I’d started to tremble. “I never wanted to keep this from you. There was no plot. I only became close with the king after I caught the one-day fever, but he was still pursuing Princess Henriette…he asked me not to tell anyone. I didn’t know what to do.”

She exhaled, shaking her head and staring at her feet. I’d never known life at Tudor court without the friendship and support of Alice Grey. I wasn’t sure I could pull it off.

“Why does it bother you so much that he and I love each other?” I said, a little exasperated at the constant disapproval.

“It bothers me not!” She spoke quietly but vehemently. “I can think of no one I desire to see His Majesty with more than you. But the last time I saw you, you told me you loved Lord Warwick. You were weeping over him. And then you left court without a word—was it not Lord Warwick who drove you away?”

Shock overcame my face. One of my countless lies to Alice Grey was that I was in love with Francis Beaumont, the Earl of Warwick. I’d forgotten all about it. No wonder she was so angry with me!

“Alice, no,” I said. “I made the Lord Warwick thing up as part of my cover for being with the king. God, I’m so sorry. I don’t love Francis; I never did. The person I’m in love with—the one I was weeping over—is Nick.”

There had been so many lies that I didn’t know how to untangle them. When tears threatened my eyes, Alice pulled me into a hug, her fern-colored gown silky beneath my fingers. “I have been furious with Francis for driving you away like he did Violet,” she said into my hair. “I have not spoken a word to him since.”

I pulled back, gutted at my role in this. “Are you serious? I already told you: I think that Francis Beaumont loves you. In fact, I know he does. Please don’t push him away because of me.”
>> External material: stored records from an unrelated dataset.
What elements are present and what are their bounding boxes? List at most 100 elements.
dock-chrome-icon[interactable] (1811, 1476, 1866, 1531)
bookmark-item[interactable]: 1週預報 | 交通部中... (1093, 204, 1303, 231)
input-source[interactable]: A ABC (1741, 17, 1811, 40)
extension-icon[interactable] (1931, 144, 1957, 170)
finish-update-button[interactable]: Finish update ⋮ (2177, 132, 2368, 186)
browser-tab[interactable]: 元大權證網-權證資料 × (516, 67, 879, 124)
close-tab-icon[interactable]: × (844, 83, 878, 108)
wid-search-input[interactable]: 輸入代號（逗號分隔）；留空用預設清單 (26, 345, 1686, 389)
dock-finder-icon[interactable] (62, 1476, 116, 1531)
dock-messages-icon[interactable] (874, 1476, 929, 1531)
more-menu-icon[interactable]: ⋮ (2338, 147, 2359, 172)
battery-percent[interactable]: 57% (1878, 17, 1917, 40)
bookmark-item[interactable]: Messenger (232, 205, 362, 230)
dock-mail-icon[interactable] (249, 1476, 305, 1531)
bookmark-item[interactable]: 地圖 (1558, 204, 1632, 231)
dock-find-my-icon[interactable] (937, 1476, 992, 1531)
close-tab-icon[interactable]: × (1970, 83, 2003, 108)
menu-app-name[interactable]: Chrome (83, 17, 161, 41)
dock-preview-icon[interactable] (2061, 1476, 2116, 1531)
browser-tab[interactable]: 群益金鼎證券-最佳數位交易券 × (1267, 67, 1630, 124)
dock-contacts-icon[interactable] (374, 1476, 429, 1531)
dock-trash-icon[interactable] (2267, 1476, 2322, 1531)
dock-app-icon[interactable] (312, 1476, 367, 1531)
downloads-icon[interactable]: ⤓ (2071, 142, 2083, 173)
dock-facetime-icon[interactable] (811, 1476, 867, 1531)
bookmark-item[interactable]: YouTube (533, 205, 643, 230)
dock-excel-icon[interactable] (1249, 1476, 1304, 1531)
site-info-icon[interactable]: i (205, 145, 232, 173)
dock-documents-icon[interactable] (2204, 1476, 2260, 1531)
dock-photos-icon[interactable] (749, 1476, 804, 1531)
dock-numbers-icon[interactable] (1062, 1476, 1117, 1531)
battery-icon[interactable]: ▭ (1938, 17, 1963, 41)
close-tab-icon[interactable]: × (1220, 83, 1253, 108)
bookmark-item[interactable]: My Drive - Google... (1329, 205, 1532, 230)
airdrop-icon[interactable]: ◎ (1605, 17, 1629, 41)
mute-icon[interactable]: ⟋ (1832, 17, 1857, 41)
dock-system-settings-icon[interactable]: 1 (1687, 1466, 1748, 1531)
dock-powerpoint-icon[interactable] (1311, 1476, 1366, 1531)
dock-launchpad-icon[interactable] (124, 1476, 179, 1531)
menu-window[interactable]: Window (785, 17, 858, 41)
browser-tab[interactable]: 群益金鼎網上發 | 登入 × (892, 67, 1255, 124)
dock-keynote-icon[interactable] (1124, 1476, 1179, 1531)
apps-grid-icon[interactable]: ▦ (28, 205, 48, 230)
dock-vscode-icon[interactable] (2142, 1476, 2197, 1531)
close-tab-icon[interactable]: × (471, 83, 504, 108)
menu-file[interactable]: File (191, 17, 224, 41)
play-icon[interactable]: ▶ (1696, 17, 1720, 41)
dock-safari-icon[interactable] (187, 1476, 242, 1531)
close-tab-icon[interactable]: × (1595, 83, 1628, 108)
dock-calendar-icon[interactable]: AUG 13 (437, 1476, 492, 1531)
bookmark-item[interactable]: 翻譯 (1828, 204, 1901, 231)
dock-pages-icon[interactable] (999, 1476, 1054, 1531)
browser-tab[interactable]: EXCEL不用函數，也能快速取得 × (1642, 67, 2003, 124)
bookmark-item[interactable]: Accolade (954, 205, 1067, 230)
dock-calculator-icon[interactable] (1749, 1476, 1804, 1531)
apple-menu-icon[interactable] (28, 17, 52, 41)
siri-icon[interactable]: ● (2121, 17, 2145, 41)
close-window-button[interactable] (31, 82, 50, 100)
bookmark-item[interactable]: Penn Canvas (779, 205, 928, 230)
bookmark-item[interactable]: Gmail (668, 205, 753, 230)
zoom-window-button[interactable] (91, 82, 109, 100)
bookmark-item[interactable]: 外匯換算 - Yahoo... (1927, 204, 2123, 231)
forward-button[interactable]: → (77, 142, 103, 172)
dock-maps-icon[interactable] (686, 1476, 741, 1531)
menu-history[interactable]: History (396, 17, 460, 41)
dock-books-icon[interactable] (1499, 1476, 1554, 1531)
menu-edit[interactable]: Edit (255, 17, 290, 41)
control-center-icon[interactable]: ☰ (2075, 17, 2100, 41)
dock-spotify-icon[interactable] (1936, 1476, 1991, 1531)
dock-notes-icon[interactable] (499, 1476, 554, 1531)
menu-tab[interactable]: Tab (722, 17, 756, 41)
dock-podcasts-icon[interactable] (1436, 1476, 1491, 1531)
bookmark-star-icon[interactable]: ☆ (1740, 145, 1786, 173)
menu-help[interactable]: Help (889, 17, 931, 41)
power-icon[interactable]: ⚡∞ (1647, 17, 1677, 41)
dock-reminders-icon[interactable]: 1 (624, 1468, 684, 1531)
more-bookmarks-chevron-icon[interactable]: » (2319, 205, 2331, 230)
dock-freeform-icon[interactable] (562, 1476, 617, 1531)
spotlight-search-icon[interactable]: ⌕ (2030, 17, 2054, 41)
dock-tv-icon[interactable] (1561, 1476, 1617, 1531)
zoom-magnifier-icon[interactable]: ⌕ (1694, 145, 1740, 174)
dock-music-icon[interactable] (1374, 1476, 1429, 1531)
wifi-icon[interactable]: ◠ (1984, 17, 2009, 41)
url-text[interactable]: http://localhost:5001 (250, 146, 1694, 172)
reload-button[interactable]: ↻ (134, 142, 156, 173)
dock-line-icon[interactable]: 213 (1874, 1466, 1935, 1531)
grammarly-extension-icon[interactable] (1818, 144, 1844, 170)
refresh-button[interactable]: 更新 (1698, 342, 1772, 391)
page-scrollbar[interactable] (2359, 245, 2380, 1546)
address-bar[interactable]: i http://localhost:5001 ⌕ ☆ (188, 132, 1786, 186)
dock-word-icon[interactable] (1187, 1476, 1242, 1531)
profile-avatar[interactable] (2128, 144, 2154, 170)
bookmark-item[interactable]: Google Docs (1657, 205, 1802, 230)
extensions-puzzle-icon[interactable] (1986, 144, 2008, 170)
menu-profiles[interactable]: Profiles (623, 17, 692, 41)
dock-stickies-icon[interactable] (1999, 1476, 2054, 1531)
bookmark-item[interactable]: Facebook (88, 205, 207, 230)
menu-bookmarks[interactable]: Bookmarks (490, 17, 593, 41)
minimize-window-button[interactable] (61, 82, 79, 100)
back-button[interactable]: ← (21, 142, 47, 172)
She blanched at my endorsement of Francis as her potential boyfriend, keeping her focus on me. “Emmie, I am happy for you, truly. I am happy for King Nick…for the realm. While the advantages of marriage alliances are plain, I do feel our glorious king is deserving of a love match of the greatest measure.”

I squeezed Alice’s small hands, the return of her favor lifting a boulder off my chest.

Inside the dance chambers, a stout man with a beard clipped into a triangular point greeted us with a bow. I recognized him from Whitehall as Lord Mayberry, the Master of the Revels. He invited us to sit on the window seat while he barked in French at the quartet of musicians who were warming up their instruments.

We sat down, and I begged Alice to catch me up on any gossip. She beamed, seemingly only too happy to do so, intense relief loosening my shoulders. We fell back into our old routine as easily as slipping on a cloak. She told me that the Dowager Countess of Warwick was still under house arrest for her suspected role in her daughter Isobel Beaumont’s plot against the king, and that Robert Fox, the twin brother of the traitor Mathew Fox, had been exiled because of the disgraced family name.

“Yikes. How’s your old man, Sir Thomas?” I said. I kind of missed Alice’s cantankerous dad, even if he did once try to bribe me to break up with the king.